Le référendum devrait se traduire par l'adoption d'une vingtaine de textes. Il s'agira de légiférer sur un terrain extrêmement sensible.
Et maintenant ? En théorie, la question ne devrait pas se poser puisque Bouteflika est mandaté par l'écrasante majorité des électeurs pour initier les mesures jugées par lui indispensables. Le ministre de l'intérieur n'y est pas allé par quatre chemins pour annoncer que c'est un plébiscite pour la démarche du Président.
Pour traduire le référendum, il faudra une vingtaine de lois, mais la tâche n'est pas aussi aisée car, il s'agira de légiférer sur un terrain extrêmement sensible.

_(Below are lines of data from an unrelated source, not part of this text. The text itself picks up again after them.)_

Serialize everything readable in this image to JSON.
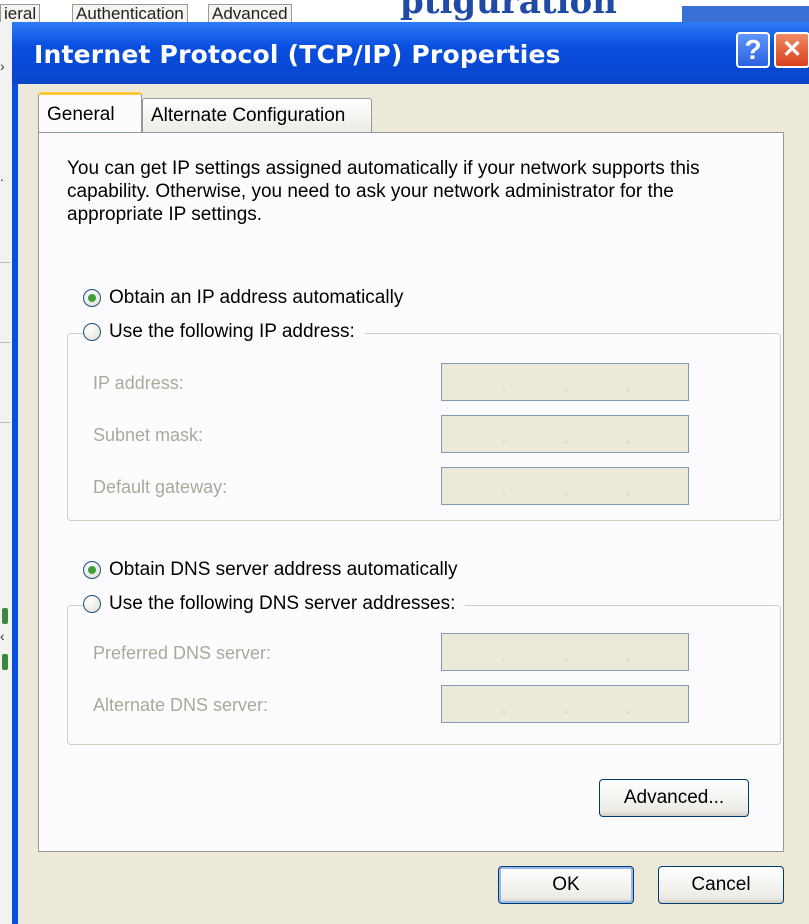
{
  "background": {
    "tabs": [
      "ieral",
      "Authentication",
      "Advanced"
    ],
    "heading_fragment": "ptiguration",
    "left_strip_fragments": [
      "›",
      ".",
      "‹"
    ]
  },
  "dialog": {
    "title": "Internet Protocol (TCP/IP) Properties",
    "help_glyph": "?",
    "close_glyph": "✕",
    "tabs": [
      {
        "label": "General",
        "selected": true
      },
      {
        "label": "Alternate Configuration",
        "selected": false
      }
    ],
    "description": "You can get IP settings assigned automatically if your network supports this capability. Otherwise, you need to ask your network administrator for the appropriate IP settings.",
    "ip_options": {
      "auto_label": "Obtain an IP address automatically",
      "auto_selected": true,
      "manual_label": "Use the following IP address:",
      "manual_selected": false,
      "fields": [
        {
          "label": "IP address:",
          "value": ""
        },
        {
          "label": "Subnet mask:",
          "value": ""
        },
        {
          "label": "Default gateway:",
          "value": ""
        }
      ]
    },
    "dns_options": {
      "auto_label": "Obtain DNS server address automatically",
      "auto_selected": true,
      "manual_label": "Use the following DNS server addresses:",
      "manual_selected": false,
      "fields": [
        {
          "label": "Preferred DNS server:",
          "value": ""
        },
        {
          "label": "Alternate DNS server:",
          "value": ""
        }
      ]
    },
    "buttons": {
      "advanced": "Advanced...",
      "ok": "OK",
      "cancel": "Cancel"
    },
    "colors": {
      "titlebar": "#0a4ee0",
      "client": "#ece9d8",
      "disabled_text": "#aca899",
      "radio_dot": "#3ca13c"
    }
  }
}
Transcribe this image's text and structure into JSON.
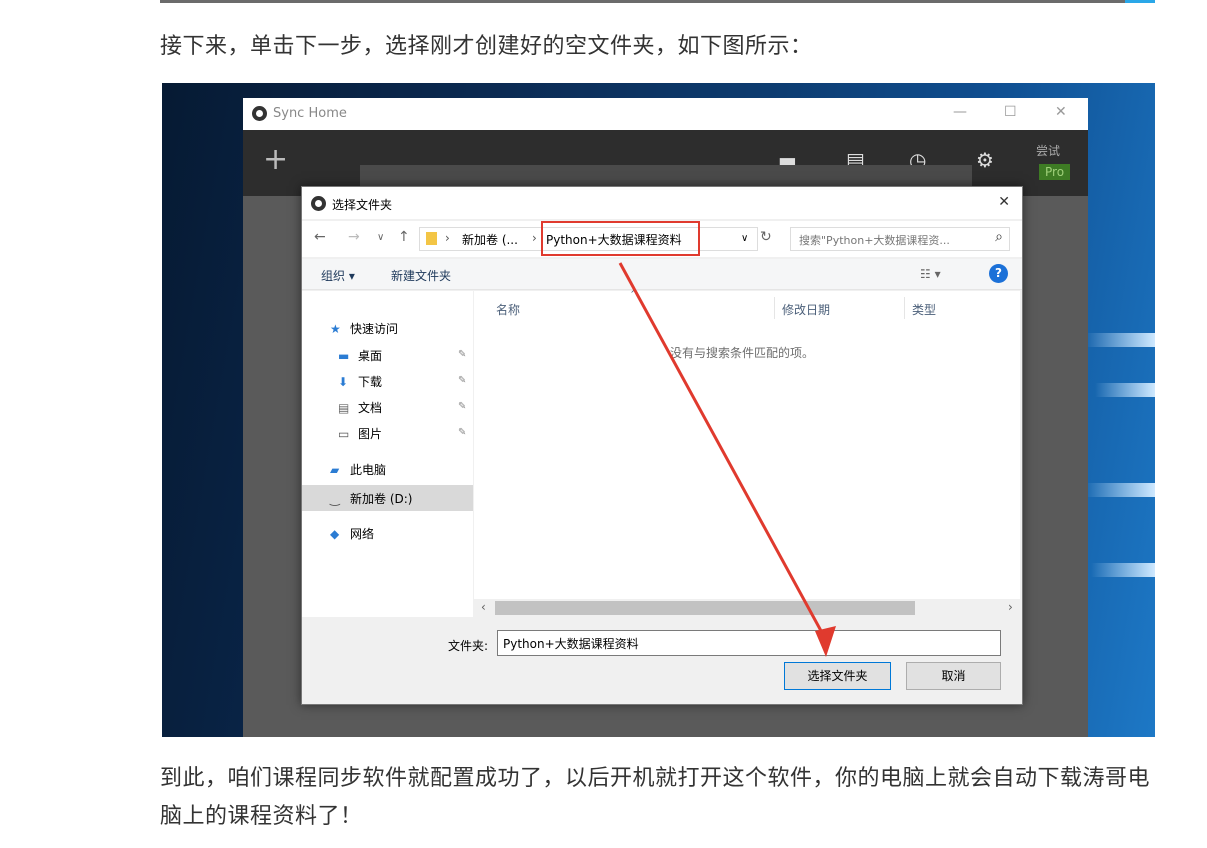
{
  "article": {
    "para1": "接下来，单击下一步，选择刚才创建好的空文件夹，如下图所示：",
    "para2": "到此，咱们课程同步软件就配置成功了，以后开机就打开这个软件，你的电脑上就会自动下载涛哥电脑上的课程资料了！"
  },
  "sync_window": {
    "title": "Sync Home",
    "minimize": "—",
    "maximize": "☐",
    "close": "✕",
    "add": "+",
    "trial": "尝试",
    "pro": "Pro"
  },
  "dialog": {
    "title": "选择文件夹",
    "close": "✕",
    "breadcrumb": {
      "drive": "新加卷 (...",
      "folder": "Python+大数据课程资料"
    },
    "search_placeholder": "搜索\"Python+大数据课程资...",
    "commands": {
      "organize": "组织 ▾",
      "new_folder": "新建文件夹"
    },
    "nav": {
      "quick_access": "快速访问",
      "desktop": "桌面",
      "downloads": "下载",
      "documents": "文档",
      "pictures": "图片",
      "this_pc": "此电脑",
      "new_volume": "新加卷 (D:)",
      "network": "网络"
    },
    "columns": {
      "name": "名称",
      "date": "修改日期",
      "type": "类型"
    },
    "empty_message": "没有与搜索条件匹配的项。",
    "folder_label": "文件夹:",
    "folder_value": "Python+大数据课程资料",
    "select_button": "选择文件夹",
    "cancel_button": "取消"
  },
  "colors": {
    "highlight": "#e03a2e",
    "arrow": "#e03a2e",
    "help": "#1c71d8"
  }
}
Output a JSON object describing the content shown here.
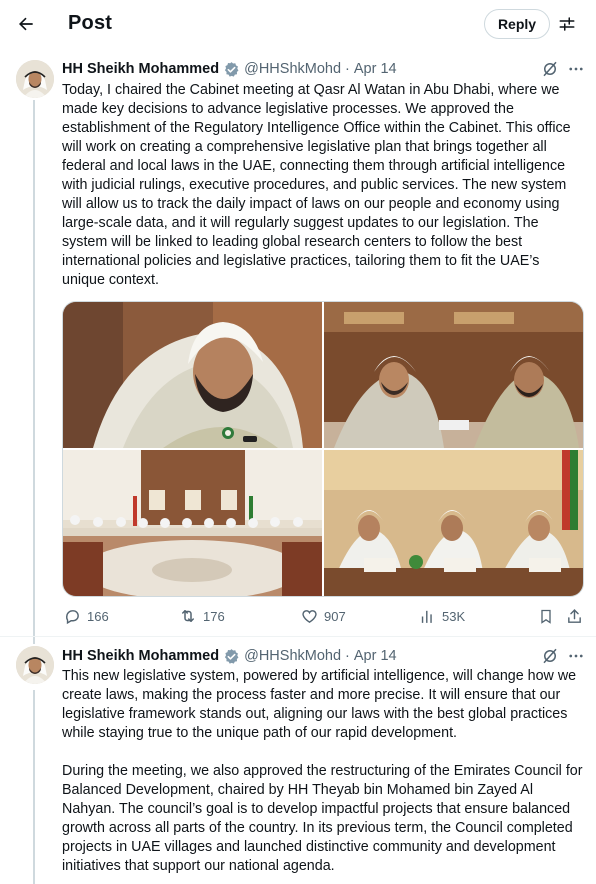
{
  "header": {
    "title": "Post",
    "reply_label": "Reply"
  },
  "posts": [
    {
      "author": {
        "name": "HH Sheikh Mohammed",
        "handle": "@HHShkMohd"
      },
      "date": "Apr 14",
      "text": "Today, I chaired the Cabinet meeting at Qasr Al Watan in Abu Dhabi, where we made key decisions to advance legislative processes. We approved the establishment of the Regulatory Intelligence Office within the Cabinet. This office will work on creating a comprehensive legislative plan that brings together all federal and local laws in the UAE, connecting them through artificial intelligence with judicial rulings, executive procedures, and public services. The new system will allow us to track the daily impact of laws on our people and economy using large-scale data, and it will regularly suggest updates to our legislation. The system will be linked to leading global research centers to follow the best international policies and legislative practices, tailoring them to fit the UAE’s unique context.",
      "stats": {
        "replies": "166",
        "reposts": "176",
        "likes": "907",
        "views": "53K"
      }
    },
    {
      "author": {
        "name": "HH Sheikh Mohammed",
        "handle": "@HHShkMohd"
      },
      "date": "Apr 14",
      "text": "This new legislative system, powered by artificial intelligence, will change how we create laws, making the process faster and more precise. It will ensure that our legislative framework stands out, aligning our laws with the best global practices while staying true to the unique path of our rapid development.\n\nDuring the meeting, we also approved the restructuring of the Emirates Council for Balanced Development, chaired by HH Theyab bin Mohamed bin Zayed Al Nahyan. The council’s goal is to develop impactful projects that ensure balanced growth across all parts of the country. In its previous term, the Council completed projects in UAE villages and launched distinctive community and development initiatives that support our national agenda."
    }
  ],
  "colors": {
    "accent": "#1d9bf0",
    "muted": "#536471",
    "verified": "#829aab"
  }
}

L'ampleur du succès du référendum est aussi un handicap, car Bouteflika devra renvoyer l'ascenseur à tout le monde et non seulement pour ses soutiens. Est-ce possible, une réparation qui satisfait toutes les parties ? La charte a fait l'impasse sur ce dilemme mais sa campagne électorale, malgré son air de parti unique, a montré les écueils qui attendent Bouteflika sur ce terrain. Les victimes du terrorisme continuent à poser l'équation pardon = vérité et ils ont pour eux le temps qui finit par rattraper l'amnésie et le déni de l'histoire. Tandis que les radicaux de l'islamisme jurent de n'avoir concédé que sur le Fis, les repentis en vue n'ont cesse de clamer ne pas abandonner leur projet d'une daoula islamique, quel que soit le recyclage qui leur sera proposé.
La formule de Bouteflika “ni Etat islamique, ni Etat laïc” est trop imprécise. Entre ces deux options ne s'intercale que le système en vigueur, éculé et hybride et, qui, historiquement, est au bout de ses limites.
L'Egypte, qui est aux sociétés et systèmes arabes ce que sont les Etats-Unis pour le monde occidental, bruit de fureurs contre le pouvoir pharaonique de Moubarak.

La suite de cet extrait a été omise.